The 1983-96 Accord between the Labor government and unions played a key role in economic reform but was not without its critics.

“It was very much a product of the time, very much a product of the Hawke sell which was around consensus politics,” RMIT University Professor of Workplace Law Anthony Forsyth said.
Over time, the accord made it easier for the Hawke and Keating governments to pursue harder economic reforms such as privatisation, deregulation, breaking down tariff walls, even when they cut across unions’ and their members’ interests.
“We were a pretty insular looking economy prior to that period and having the unions onboard was an important element of the economic program,” Professor Forsyth said.
“It pinned unions to participation in the process and the degree of acceptance among union leadership was helpful to the Hawke government being able to overcome opposition from pockets of the union movement.”
Under the accord, figures such as ACTU secretary Bill Kelty were given a seat at the policymaking table and became household names.
“Inflation was no good for those workers. It was no good for a productive relationship. You can’t bargain about productive things when what you have got hanging over your head is 10 per cent inflation because your starting point is 10 per cent,” Mr Kelty said in 1994 of the accord’s virtues.
However, the accord found its critics from both the right and left of politics.
Free marketeers believed it was a continuation of the “industrial relations club”, the cosy relationship between unions, employers and IR commissioners which acted as a handbrake on labour market reform.

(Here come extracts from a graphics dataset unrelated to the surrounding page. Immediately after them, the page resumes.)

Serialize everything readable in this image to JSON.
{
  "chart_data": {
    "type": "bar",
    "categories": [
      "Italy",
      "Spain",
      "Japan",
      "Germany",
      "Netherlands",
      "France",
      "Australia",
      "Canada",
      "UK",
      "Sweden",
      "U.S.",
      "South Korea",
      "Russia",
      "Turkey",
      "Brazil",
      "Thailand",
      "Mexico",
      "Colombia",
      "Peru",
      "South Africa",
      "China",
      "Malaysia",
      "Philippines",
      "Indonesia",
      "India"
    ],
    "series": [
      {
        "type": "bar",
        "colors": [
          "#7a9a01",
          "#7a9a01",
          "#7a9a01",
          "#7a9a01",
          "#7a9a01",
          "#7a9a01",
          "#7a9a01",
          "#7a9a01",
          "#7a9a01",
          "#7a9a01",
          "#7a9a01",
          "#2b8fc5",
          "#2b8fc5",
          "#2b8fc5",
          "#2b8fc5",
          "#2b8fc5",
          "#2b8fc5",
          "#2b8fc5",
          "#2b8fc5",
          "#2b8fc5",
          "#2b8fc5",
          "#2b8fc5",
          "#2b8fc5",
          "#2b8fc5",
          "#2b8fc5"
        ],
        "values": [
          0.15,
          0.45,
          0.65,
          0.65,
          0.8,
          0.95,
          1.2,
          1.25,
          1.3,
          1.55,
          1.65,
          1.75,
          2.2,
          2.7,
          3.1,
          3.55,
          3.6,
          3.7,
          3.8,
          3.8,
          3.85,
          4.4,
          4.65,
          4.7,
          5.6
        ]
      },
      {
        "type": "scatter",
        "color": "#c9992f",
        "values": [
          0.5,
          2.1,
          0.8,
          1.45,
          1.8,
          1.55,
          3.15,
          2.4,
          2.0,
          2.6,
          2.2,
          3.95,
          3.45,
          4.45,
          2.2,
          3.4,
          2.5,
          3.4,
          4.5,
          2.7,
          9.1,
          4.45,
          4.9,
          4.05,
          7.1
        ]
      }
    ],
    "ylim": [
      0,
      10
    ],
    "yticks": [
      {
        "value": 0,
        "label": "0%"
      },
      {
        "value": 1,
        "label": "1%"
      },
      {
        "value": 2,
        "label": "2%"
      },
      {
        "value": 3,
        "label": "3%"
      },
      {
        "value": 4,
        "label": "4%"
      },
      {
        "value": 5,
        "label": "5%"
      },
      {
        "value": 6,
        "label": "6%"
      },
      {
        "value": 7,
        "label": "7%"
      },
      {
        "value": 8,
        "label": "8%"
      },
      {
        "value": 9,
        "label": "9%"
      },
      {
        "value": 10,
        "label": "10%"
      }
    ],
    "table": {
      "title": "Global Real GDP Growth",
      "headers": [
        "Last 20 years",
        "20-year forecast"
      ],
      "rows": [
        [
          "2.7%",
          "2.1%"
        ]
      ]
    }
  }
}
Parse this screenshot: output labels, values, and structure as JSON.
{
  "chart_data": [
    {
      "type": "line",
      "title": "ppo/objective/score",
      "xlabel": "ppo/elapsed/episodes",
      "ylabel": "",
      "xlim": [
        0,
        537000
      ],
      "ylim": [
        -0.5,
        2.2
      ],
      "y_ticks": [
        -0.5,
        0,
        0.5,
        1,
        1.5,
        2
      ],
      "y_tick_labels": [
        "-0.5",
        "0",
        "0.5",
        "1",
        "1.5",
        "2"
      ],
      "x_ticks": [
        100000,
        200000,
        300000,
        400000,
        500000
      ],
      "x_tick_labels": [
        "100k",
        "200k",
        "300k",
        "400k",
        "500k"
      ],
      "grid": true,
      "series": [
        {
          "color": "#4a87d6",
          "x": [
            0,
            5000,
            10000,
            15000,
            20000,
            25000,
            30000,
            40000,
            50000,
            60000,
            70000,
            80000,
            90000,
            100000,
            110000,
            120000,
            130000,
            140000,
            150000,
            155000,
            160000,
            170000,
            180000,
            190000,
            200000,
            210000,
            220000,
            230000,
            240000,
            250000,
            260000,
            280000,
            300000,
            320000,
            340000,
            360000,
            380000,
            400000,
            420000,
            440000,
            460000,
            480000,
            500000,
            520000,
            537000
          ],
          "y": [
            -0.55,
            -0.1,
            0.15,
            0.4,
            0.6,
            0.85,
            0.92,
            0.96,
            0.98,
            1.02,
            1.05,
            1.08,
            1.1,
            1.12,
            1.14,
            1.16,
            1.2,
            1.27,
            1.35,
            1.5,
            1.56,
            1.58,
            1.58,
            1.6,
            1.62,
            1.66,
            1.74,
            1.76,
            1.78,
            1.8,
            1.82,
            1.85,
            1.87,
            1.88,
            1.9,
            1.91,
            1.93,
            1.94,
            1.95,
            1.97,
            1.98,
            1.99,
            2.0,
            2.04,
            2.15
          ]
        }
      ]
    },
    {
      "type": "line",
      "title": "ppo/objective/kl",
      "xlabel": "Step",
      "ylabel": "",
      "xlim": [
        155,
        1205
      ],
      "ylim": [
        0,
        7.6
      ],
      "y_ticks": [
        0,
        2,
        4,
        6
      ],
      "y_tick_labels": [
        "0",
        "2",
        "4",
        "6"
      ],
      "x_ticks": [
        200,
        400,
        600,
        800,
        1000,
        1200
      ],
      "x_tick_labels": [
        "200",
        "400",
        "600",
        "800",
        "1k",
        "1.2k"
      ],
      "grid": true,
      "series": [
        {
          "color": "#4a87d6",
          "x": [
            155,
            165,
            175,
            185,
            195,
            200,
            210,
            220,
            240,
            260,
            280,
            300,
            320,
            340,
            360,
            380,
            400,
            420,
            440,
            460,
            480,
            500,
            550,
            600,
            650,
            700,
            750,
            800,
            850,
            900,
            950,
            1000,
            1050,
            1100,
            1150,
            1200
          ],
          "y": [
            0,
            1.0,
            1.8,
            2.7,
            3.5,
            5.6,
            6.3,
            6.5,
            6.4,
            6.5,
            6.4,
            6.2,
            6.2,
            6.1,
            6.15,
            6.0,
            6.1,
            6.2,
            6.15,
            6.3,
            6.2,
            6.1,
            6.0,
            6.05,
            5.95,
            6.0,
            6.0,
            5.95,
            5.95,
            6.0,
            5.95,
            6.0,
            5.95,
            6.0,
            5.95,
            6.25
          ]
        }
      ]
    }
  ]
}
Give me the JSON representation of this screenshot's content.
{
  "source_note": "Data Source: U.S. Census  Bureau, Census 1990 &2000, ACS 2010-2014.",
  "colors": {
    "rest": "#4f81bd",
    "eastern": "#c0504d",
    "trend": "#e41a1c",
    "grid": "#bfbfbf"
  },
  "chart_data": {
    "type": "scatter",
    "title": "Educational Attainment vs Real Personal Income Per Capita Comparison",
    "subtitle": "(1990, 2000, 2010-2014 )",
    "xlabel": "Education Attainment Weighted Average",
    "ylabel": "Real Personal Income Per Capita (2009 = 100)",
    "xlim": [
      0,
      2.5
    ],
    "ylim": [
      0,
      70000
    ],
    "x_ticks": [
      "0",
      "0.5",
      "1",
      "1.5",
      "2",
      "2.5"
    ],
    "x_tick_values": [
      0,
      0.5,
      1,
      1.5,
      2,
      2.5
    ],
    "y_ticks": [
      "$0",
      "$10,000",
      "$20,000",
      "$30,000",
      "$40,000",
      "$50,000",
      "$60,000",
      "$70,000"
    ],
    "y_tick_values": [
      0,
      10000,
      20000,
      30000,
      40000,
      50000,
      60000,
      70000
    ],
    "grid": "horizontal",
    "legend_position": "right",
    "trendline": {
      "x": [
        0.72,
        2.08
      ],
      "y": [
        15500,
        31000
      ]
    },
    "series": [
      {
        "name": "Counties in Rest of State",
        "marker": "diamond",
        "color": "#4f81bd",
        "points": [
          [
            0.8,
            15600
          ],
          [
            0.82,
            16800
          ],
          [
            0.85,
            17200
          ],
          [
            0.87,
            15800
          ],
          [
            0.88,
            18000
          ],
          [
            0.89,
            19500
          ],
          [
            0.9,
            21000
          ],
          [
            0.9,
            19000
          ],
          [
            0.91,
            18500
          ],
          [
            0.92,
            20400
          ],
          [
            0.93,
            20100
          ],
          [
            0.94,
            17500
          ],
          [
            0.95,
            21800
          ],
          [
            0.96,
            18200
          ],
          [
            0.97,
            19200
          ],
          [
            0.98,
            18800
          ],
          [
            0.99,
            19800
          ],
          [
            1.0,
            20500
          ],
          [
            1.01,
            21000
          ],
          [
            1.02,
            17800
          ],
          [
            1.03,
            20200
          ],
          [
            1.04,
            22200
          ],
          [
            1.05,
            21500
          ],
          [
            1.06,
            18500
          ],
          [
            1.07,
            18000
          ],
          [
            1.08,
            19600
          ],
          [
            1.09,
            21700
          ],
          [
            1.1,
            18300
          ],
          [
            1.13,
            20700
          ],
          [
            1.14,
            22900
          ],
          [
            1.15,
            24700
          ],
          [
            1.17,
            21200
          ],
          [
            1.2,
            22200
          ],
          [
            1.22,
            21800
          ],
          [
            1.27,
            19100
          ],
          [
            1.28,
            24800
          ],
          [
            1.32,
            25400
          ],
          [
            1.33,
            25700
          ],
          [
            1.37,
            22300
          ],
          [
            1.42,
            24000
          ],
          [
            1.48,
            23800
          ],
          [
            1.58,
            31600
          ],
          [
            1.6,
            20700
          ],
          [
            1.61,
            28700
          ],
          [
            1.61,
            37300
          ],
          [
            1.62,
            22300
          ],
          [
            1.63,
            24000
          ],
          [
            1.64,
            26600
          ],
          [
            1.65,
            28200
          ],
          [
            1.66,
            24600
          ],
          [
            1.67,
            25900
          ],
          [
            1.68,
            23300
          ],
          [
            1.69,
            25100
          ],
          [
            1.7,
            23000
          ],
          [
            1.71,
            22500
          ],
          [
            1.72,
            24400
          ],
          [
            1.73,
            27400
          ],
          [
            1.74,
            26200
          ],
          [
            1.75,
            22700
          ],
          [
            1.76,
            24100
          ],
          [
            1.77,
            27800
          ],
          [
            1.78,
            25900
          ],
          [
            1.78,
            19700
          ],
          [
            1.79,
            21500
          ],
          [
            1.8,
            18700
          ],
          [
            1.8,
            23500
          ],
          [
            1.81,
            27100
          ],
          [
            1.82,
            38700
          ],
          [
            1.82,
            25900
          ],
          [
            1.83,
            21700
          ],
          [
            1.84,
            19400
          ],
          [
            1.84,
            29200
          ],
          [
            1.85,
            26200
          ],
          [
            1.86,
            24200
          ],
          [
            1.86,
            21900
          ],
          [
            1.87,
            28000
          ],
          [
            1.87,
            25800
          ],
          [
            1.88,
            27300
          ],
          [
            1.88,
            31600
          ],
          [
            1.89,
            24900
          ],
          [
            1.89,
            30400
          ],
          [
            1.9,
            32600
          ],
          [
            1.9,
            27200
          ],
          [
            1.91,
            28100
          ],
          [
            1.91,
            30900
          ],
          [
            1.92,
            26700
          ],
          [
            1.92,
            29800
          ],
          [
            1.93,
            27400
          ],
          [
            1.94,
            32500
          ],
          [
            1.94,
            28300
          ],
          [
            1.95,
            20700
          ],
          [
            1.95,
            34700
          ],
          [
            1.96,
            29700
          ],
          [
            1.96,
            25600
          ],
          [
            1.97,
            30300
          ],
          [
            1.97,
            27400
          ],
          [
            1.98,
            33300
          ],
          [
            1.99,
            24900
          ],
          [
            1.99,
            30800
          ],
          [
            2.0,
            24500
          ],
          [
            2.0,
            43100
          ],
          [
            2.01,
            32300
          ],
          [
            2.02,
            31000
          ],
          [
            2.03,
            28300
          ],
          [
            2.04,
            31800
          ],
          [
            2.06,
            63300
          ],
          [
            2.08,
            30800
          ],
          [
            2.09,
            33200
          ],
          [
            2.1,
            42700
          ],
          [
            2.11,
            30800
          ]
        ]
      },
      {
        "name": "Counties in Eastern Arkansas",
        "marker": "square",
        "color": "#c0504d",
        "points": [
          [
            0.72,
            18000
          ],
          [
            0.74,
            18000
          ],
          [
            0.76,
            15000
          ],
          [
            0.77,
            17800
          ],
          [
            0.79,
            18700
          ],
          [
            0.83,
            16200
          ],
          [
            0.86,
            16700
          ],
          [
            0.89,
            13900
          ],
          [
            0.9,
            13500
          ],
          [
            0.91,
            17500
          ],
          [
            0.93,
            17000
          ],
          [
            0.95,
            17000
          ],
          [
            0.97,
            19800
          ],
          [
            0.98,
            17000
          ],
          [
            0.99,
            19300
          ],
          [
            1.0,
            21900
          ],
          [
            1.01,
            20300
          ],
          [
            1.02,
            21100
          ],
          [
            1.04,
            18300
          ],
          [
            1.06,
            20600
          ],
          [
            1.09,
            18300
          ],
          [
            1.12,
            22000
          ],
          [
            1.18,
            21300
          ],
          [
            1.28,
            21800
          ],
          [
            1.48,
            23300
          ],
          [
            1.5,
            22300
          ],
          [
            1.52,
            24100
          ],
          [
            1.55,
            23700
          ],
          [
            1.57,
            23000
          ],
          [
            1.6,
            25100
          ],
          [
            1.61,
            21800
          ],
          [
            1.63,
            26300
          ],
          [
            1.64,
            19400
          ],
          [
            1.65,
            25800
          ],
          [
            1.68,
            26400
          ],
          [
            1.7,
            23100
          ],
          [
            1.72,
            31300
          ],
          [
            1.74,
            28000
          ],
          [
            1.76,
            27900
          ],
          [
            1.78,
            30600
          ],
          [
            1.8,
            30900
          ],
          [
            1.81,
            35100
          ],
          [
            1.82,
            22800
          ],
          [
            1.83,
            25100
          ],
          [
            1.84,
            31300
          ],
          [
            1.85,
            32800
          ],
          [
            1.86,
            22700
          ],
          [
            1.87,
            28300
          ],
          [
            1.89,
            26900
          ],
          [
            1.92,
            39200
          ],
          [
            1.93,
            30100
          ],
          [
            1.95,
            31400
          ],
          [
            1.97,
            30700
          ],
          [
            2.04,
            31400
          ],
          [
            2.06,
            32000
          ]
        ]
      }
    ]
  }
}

The more militant unions were also disillusioned by the accord towards the end of its life.
“I think as it went on the unions felt they had given up too much on wage restraint,” Professor Forsyth said.
Eight versions of the accord were negotiated but only seven enacted. The election of John Howard in 1996 put an end to the accord process as he pursued industrial relations deregulation, culminating in WorkChoices.
But Mr Morrison distanced himself from Labor’s accord. Rather than promising a suite of new benefits as the trade-off, he warned that without reform those services taken for granted were in peril.
“We do have a social security system which is the envy of the world. That is the product of the last 20 or 30 years and it’s something, I think, we will have an absolute commitment to maintaining,” the Prime Minister said.